Against the "borderless world" of free trade, international businesses, instantaneous communications, and large-scale immigration, Perot poses a warlike obsession with foreigners (in his litanies of denunciation, he attacks not lobbyists, but "foreign lobbyists"), opposition to free trade with Mexico, and nationalist industrial policy. Rather than push for educational innovation and parental choice in Texas, he backed central decision making to enforce bureaucratically set standards; in the education-reform debate, he stands with the authoritarians, not the pluralists.
And on that most telling issue, national service, Perot supports universal conscription. The military model is his ideal.

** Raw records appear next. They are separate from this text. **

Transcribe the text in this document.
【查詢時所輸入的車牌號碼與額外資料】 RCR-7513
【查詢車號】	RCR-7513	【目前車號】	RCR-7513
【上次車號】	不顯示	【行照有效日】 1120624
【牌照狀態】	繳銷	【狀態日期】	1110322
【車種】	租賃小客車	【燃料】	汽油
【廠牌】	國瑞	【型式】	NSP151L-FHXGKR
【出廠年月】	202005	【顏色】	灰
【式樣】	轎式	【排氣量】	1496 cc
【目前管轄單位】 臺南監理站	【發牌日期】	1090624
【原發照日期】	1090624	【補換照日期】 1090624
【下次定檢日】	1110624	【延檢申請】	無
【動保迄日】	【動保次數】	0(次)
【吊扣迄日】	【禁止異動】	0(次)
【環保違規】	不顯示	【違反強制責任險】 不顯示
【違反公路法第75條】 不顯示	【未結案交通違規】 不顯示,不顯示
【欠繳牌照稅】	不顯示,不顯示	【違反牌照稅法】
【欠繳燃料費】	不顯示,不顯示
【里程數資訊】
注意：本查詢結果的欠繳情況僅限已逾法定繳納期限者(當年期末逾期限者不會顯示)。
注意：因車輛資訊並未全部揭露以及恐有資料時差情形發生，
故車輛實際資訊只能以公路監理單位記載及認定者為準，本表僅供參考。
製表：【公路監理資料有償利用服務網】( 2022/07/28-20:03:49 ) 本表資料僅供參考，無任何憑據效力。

"They take these same people, bring them into the military, take them through basic training, turn boys into men, girls into women. They teach them honesty, they teach them integrity, they teach them moral and ethical values, they teach them teamwork, and then they go out and practice, practice, practice. And the result is what you saw in the Middle East," he told CNN's Larry King a year before declaring that he might run for president.
"Let me give you a suggestion: Public service; every young person in this country gives two years of his life in public service. Can you imagine how that would change this country? I don't mean all in the military; across the board….We would change this country forever. If you and I had had that experience as young people, we would have known as young people what government could and couldn't do, among other things, right? We would have always voted and we would have been much more committed to this country."
This conscription would apply, he said, to "every young person. And nobody could cop out."
Perot the businessman can understand the value of investing in Next. But Perot the politician doesn't understand the value of letting an 18-year-old Steve Jobs serve himself rather than the government.
The personal-computer revolution and the national prosperity it engendered were made possible by the end of the draft, a policy change that allowed kids like Steve Jobs and Bill Gates to drop in and out of college, to fiddle with computers, and to reinvent the world. That revolution wasn't planned, it wasn't directed, and it wasn't very tidy. Companies rose and fell, went in and out of business, hired people and laid them off. Like the rest of the '80s, the personal-computer revolution was messy. It was private, it was apolitical, and it lacked "leadership." Yet it made us rich and it made us free.
We will not recover our optimism, or our country, by handing a mandate to a man who would be Boss—however legendary, however rich. The source of wealth lies not in the corridors of power but in the hearts and minds of men and women free to live without leaders.